Following our previous blog on “Changing the way we think about safe patient care”, we’ve been seeing many different discussions on change and how it’s managed; in both healthcare and other industries.
Charles Vincent, Health Foundation Professorial Fellow and Professor of Psychology at the University of Oxford, gives an interesting view, “More care is now being delivered in patients’ homes and patients and carers are taking on many tasks formerly carried out by professionals. We will shortly be trying to achieve similar standards of safety with a largely untrained workforce (patients and their carers) in settings not designed for health care and with almost no effective oversight or supervision. This may prove challenging. “
Sidney Dekker agrees that the patient must come first when considering safety. Recognising that many healthcare professionals work in a ‘blame culture’, where highlighting mistakes is not acceptable he believes we should be making system improvements so safety is more likely, with the key to achieving this is to create an organisation culture with ‘forward looking accountability’. This is even more necessary when patients are not always in the ‘safe’ hospital environment.
So how do we develop strategies and products that change the way we think about safe patient care – wherever that patient may be? Professor Vincent continues, “That’s why we argue that the health care of the future will require a new vision of patient safety necessarily focused on the patient and their environment more than on professionals and the hospital environment. “
Change can be uncomfortable. Lindsay Rogers, MD of creative content agency, Chello gives a great perspective on seeing change as disruption, writing, “It is a new world we operate in, where disruption is the only constant, and curiosity is a mandatory for navigating the future of technology, and indeed communications”.
Marc Resnick expands how curiosity and human factors can impact strategy and products. “The implications to many human factors domains is hard to deny. There are some work activities where we want to minimize creativity because the most effective process is well known and described. There are also some where we want to maximize creativity and insight. And of course many in between. Either way, the more we know about it, the better.”

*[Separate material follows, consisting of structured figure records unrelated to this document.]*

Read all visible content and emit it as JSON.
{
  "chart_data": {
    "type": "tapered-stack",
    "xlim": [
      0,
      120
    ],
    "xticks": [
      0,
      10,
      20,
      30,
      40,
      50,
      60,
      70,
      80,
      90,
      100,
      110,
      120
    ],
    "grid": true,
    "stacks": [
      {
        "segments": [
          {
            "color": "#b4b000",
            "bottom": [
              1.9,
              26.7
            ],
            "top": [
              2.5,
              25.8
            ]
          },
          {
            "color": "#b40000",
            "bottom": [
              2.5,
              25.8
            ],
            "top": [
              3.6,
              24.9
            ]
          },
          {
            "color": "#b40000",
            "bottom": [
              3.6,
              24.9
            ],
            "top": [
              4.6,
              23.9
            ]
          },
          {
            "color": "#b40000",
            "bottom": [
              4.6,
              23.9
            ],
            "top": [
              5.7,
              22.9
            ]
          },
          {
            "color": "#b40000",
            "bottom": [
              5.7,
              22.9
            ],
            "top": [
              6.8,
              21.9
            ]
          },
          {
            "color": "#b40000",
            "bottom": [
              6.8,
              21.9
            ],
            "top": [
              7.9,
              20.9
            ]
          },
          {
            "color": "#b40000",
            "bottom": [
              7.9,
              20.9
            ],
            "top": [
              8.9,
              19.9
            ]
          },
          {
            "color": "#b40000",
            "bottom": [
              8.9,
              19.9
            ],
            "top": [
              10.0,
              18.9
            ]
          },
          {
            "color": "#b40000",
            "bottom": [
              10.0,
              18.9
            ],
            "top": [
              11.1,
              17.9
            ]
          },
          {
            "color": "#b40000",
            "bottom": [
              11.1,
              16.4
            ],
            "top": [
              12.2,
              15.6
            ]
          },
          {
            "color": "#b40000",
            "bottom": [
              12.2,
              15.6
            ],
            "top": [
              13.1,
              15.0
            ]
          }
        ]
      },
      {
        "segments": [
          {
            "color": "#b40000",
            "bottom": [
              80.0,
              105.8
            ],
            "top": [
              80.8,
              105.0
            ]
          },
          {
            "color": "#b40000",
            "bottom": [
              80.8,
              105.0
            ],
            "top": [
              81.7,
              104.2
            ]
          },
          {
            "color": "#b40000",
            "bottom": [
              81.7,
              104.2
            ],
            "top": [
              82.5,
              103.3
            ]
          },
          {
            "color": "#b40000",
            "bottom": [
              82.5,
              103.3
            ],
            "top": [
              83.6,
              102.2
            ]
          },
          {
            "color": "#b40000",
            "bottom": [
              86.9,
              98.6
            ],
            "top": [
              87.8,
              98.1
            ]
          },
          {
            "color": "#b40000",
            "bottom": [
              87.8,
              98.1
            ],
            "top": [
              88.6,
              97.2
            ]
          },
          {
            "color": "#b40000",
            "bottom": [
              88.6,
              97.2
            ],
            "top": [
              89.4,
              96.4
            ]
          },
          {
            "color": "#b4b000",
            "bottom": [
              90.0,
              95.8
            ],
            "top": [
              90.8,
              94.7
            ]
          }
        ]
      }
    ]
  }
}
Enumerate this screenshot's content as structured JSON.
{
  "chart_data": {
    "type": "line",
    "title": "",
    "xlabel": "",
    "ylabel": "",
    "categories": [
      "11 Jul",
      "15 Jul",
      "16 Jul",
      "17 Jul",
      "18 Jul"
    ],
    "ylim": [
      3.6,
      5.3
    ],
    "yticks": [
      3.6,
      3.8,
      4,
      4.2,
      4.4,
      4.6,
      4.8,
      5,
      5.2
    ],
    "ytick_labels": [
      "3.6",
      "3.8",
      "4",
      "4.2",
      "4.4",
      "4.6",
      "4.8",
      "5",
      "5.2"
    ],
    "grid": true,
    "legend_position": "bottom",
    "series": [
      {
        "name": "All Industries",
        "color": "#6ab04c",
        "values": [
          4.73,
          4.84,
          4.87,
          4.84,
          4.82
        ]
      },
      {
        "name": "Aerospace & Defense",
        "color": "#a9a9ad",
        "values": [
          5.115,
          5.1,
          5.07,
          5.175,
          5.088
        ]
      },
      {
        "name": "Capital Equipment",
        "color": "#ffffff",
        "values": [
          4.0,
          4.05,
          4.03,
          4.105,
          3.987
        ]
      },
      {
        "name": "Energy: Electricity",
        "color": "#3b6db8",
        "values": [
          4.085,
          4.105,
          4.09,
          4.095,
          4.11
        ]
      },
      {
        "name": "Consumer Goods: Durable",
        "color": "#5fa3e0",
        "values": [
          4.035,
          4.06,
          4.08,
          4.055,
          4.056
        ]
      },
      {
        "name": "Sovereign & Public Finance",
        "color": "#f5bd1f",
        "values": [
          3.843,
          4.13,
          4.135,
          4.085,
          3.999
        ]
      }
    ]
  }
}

The way we look at it at Phil-e-Slide is that curiosity is good. It makes us think. The Biotechsis® inbed care system and the forthcoming iSlide have developed from us being curious and answering questions such as:
• What does the patient want?
• Can the nurse / carer’s job be made easier with less physical impact?
• How the user’s experience be improved?
• How can we improve bed surface technology?
• Why do we use many products for different functions – could they be combined into a multifunctional system?
• How can we make sure this product is used the right way each time?
• Can they be used easily by professionals and home carers?